P2Granular domain allowlistM

Expand attach_domain_tools into a recommended shared subset; let an agent name individual domain tools. Update the capabilities UI.
P3Schedule tools + guardrailsM

create/cancel/list_schedule + a one-shot Once recurrence + contact context in the wake. Off-by-default, capped, never same-turn-as-contact-content. Ships "follow up tomorrow, then close it."
P4Fold the already-agentic areas inM

Detailed briefing → agent runtime; text replies fully onto the shared registry (default Suggest). No new runtime risk — they're already loops.
P5Org root agent — design spikeXL · gate

Service identity + org permission model + org-level shared memory/learning. Prototype before committing. Blocks any "clone to members" build.
P6Plan executor → campaignsXL · gate

Reproduce approval queue + durable resume + audit timeline, build the in-flight drain, remap AiUsageFeature + tier gates. Only then deprecate mods/plan.
—Keep deterministic (refactor to reuse, not rebuild)ongoing

Summary briefing, daily report, analyzers, task/fact/enrichment extraction, insights: point them at the shared tool services for DRY. Runtime unchanged.

11Open decisions

The choices that actually gate the work. My lean is marked.

Do we accept "unify tools, not runtimes" as the governing principle?

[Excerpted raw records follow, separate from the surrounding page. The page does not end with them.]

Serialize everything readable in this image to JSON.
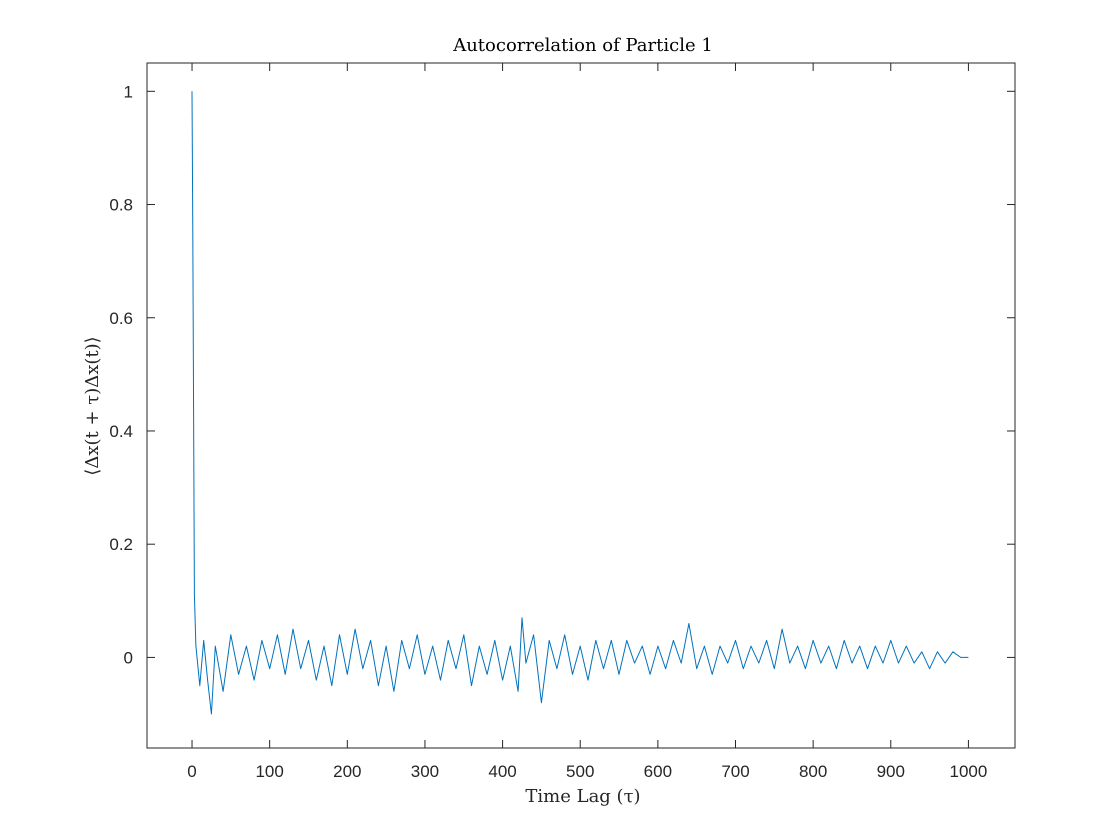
{
  "chart_data": {
    "type": "line",
    "title": "Autocorrelation of Particle 1",
    "xlabel": "Time Lag (τ)",
    "ylabel": "⟨Δx(t + τ)Δx(t)⟩",
    "xlim": [
      -58,
      1060
    ],
    "ylim": [
      -0.16,
      1.05
    ],
    "xticks": [
      0,
      100,
      200,
      300,
      400,
      500,
      600,
      700,
      800,
      900,
      1000
    ],
    "xtick_labels": [
      "0",
      "100",
      "200",
      "300",
      "400",
      "500",
      "600",
      "700",
      "800",
      "900",
      "1000"
    ],
    "yticks": [
      0,
      0.2,
      0.4,
      0.6,
      0.8,
      1
    ],
    "ytick_labels": [
      "0",
      "0.2",
      "0.4",
      "0.6",
      "0.8",
      "1"
    ],
    "grid": false,
    "series": [
      {
        "color": "#0072BD",
        "x": [
          0,
          1,
          2,
          3,
          5,
          10,
          15,
          20,
          25,
          30,
          40,
          50,
          60,
          70,
          80,
          90,
          100,
          110,
          120,
          130,
          140,
          150,
          160,
          170,
          180,
          190,
          200,
          210,
          220,
          230,
          240,
          250,
          260,
          270,
          280,
          290,
          300,
          310,
          320,
          330,
          340,
          350,
          360,
          370,
          380,
          390,
          400,
          410,
          420,
          425,
          430,
          440,
          450,
          460,
          470,
          480,
          490,
          500,
          510,
          520,
          530,
          540,
          550,
          560,
          570,
          580,
          590,
          600,
          610,
          620,
          630,
          640,
          650,
          660,
          670,
          680,
          690,
          700,
          710,
          720,
          730,
          740,
          750,
          760,
          770,
          780,
          790,
          800,
          810,
          820,
          830,
          840,
          850,
          860,
          870,
          880,
          890,
          900,
          910,
          920,
          930,
          940,
          950,
          960,
          970,
          980,
          990,
          1000
        ],
        "y": [
          1.0,
          0.75,
          0.43,
          0.11,
          0.02,
          -0.05,
          0.03,
          -0.04,
          -0.1,
          0.02,
          -0.06,
          0.04,
          -0.03,
          0.02,
          -0.04,
          0.03,
          -0.02,
          0.04,
          -0.03,
          0.05,
          -0.02,
          0.03,
          -0.04,
          0.02,
          -0.05,
          0.04,
          -0.03,
          0.05,
          -0.02,
          0.03,
          -0.05,
          0.02,
          -0.06,
          0.03,
          -0.02,
          0.04,
          -0.03,
          0.02,
          -0.04,
          0.03,
          -0.02,
          0.04,
          -0.05,
          0.02,
          -0.03,
          0.03,
          -0.04,
          0.02,
          -0.06,
          0.07,
          -0.01,
          0.04,
          -0.08,
          0.03,
          -0.02,
          0.04,
          -0.03,
          0.02,
          -0.04,
          0.03,
          -0.02,
          0.03,
          -0.03,
          0.03,
          -0.01,
          0.02,
          -0.03,
          0.02,
          -0.02,
          0.03,
          -0.01,
          0.06,
          -0.02,
          0.02,
          -0.03,
          0.02,
          -0.01,
          0.03,
          -0.02,
          0.02,
          -0.01,
          0.03,
          -0.02,
          0.05,
          -0.01,
          0.02,
          -0.02,
          0.03,
          -0.01,
          0.02,
          -0.02,
          0.03,
          -0.01,
          0.02,
          -0.02,
          0.02,
          -0.01,
          0.03,
          -0.01,
          0.02,
          -0.01,
          0.01,
          -0.02,
          0.01,
          -0.01,
          0.01,
          0.0,
          0.0
        ]
      }
    ]
  }
}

Yes — share the catalog; agentify only the already-agentic areas; keep deterministic pipelines deterministic (they reuse shared services).
No — push everything through agents (accepts the cost / determinism / safety regressions in §8).

Org root agent identity model?

Single org-owned agent with a service identity + explicit org permission scope + org-level memory/learning (a new primitive).
Designate a "service member" whose Session the org agent borrows (reuses today's path; ties org behaviour to one human's permissions).
Drop the org agent; keep per-member only (no shared org brain).

Plan executor — port or rebuild?

Rebuild "campaigns" natively on agents (schedules + event_triggers) with first-class approval/audit, then migrate & deprecate mods/plan.
Port the executor's loop wholesale, reproducing its 15 tools + approval/resume/audit inside the agent runtime.
Keep mods/plan running in parallel until campaigns reach parity.

Billing for the deprecated areas?

Explicitly remap each AiUsageFeature variant + tier gate to its new home before flipping any area; no silent re-metering.
Collapse everything to AiUsageFeature::Agent (simpler, but changes customer line items + drops paywalls).

Learning-on-by-default for contact-facing agents under the org brand?

Gate it until org-vs-personal ownership is settled — a shared customer relationship shouldn't be shaped by one member's clone's private learning.
Leave on (current state); accept per-member behavioural drift across one brand.